Gail Jones’ fourth novel was shortlisted for the 2008 Miles Franklin Award (her third time on the shortlist in four years) but lost out to Steven Carroll and The Time We
Have Taken
.

‘Their Brilliant Careers’ by Ryan O’Neill

their_brilliant_careersA bravura hotchpotch of the lives of 16 (fictional) Australian writers from inveterate racist through to manipulating blackmailer, from overbearing bully to a fiction within her own fiction, Ryan O’Neill’s Their Brilliant Careers is a satirical swipe at the literary establishment.

Sixteen people, sixteen stories, sixteen histories. Ranging over approximately one hundred years, inevitably there are numerous overlaps – the biographer of one, the child of another, the editor of many.

Satire abounds in the short biographies (an average of 15-20 pages per person) and Their Brilliant Careers builds towards a crescendo as it looks to its last exposé. The construct of O’Neill’s Australian literary world is a wholly believable one. It’s detailed and intricate, with each writer provided with a distinctive idiosyncrasy. Absurd but rarely dull, ironic without being monotonous, O’Neill instils a sense of a fun, light read. It’s a commanding insight into that literary world. That’s the positive side of Their Brilliant Careers.

But it also becomes a little too formulaic, a little too much misery with early deaths in miserable circumstances. Satire becomes spoof – and not always successfully, slipping into the very self-aggrandisement it’s mirroring and commenting upon.
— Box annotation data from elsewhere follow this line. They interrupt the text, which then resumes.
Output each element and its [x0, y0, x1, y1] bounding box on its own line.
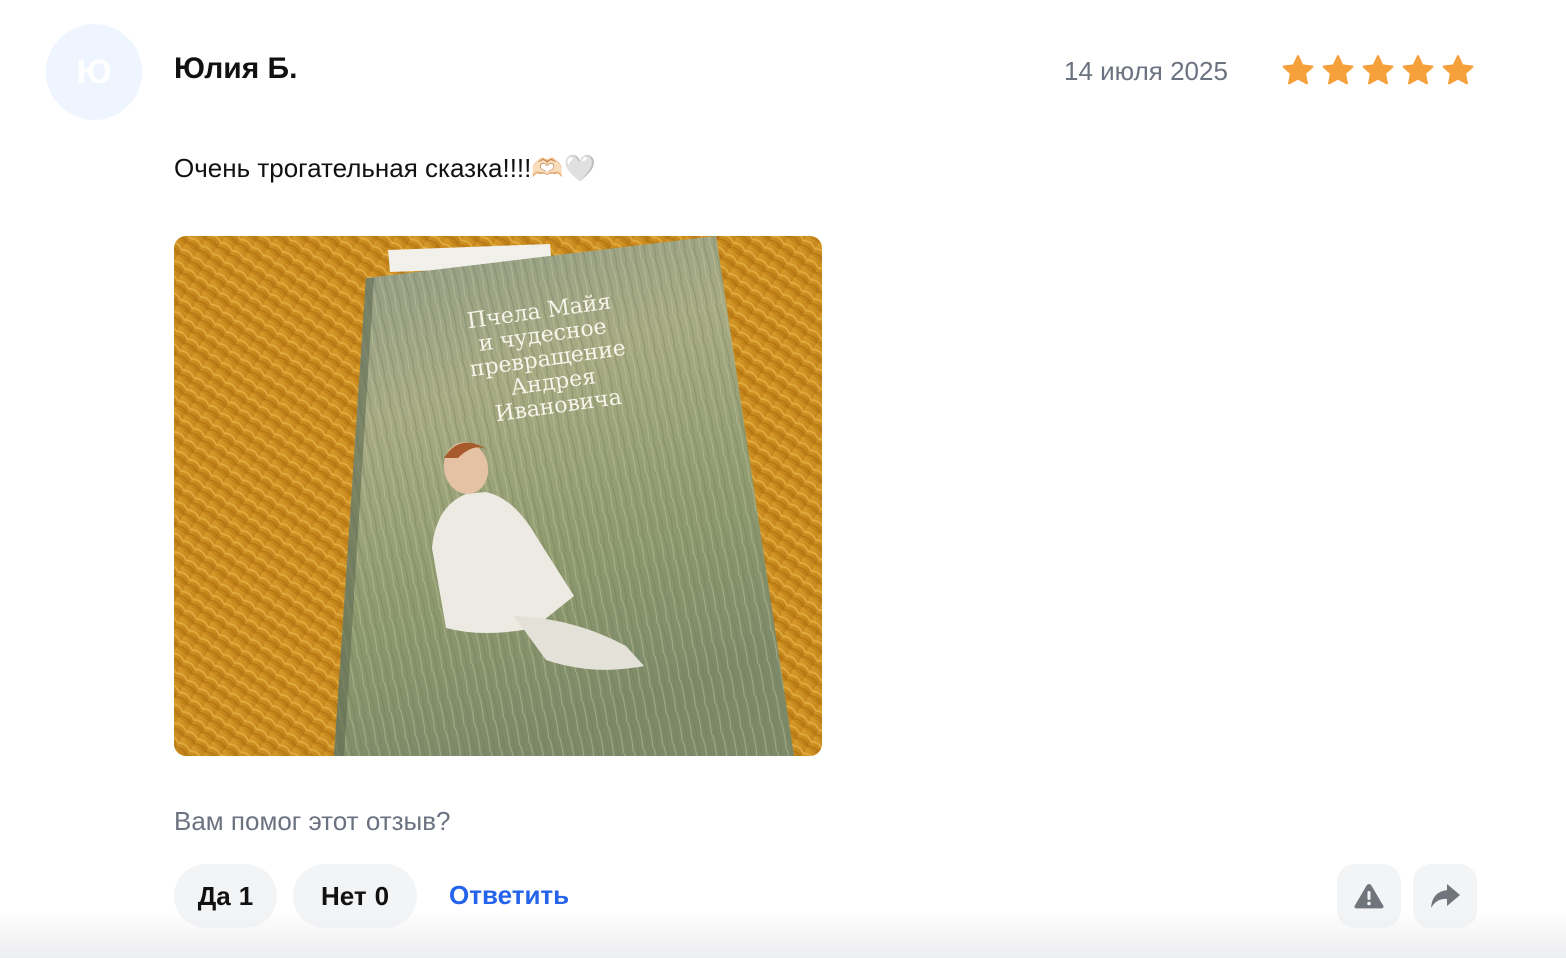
author-name: Юлия Б.: [174, 52, 298, 85]
vote-no-count: 0: [374, 880, 390, 911]
vote-no-button[interactable]: Нет 0: [293, 864, 417, 928]
star-icon: [1282, 55, 1314, 85]
review-text: Очень трогательная сказка!!!!🫶🏻🤍: [174, 153, 597, 183]
avatar-letter: Ю: [76, 52, 112, 91]
reply-button[interactable]: Ответить: [449, 880, 569, 911]
warning-triangle-icon: [1354, 884, 1384, 909]
review-card: Ю Юлия Б. 14 июля 2025 Очень трогательна…: [0, 0, 1566, 958]
review-photo[interactable]: Пчела Майя и чудесное превращение Андрея…: [174, 236, 822, 756]
star-icon: [1362, 55, 1394, 85]
star-icon: [1402, 55, 1434, 85]
star-icon: [1442, 55, 1474, 85]
vote-yes-count: 1: [238, 880, 254, 911]
report-button[interactable]: [1337, 864, 1401, 928]
vote-no-label: Нет: [320, 880, 367, 911]
helpful-question: Вам помог этот отзыв?: [174, 806, 451, 836]
vote-yes-label: Да: [197, 880, 231, 911]
book-photo-image: Пчела Майя и чудесное превращение Андрея…: [174, 236, 822, 756]
vote-yes-button[interactable]: Да 1: [174, 864, 277, 928]
star-icon: [1322, 55, 1354, 85]
review-date: 14 июля 2025: [1064, 56, 1228, 86]
avatar: Ю: [46, 24, 142, 120]
share-button[interactable]: [1413, 864, 1477, 928]
share-arrow-icon: [1431, 884, 1460, 908]
rating-stars: [1280, 53, 1476, 89]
The result is that the joke wears thin.

At its best, Their Brilliant Careers is certainly entertaining (personal favourites were the lives of editor, Robert Bush, whose favourite copyediting symbol was ‘delete’ and used only purple ink; the reclusive, forgotten Helen Harkaway) but Their Brilliant Careers cried out for more than its lightweight content. Pastiche can carry only so much. A slightly longer, ‘ordinary’ story of a writer/historian/publisher would have provided the balance.

Shortlisted for the 2017 Miles Franklin Award, Ryan O’Neill lost out to Josephine Wilson and her Extractions.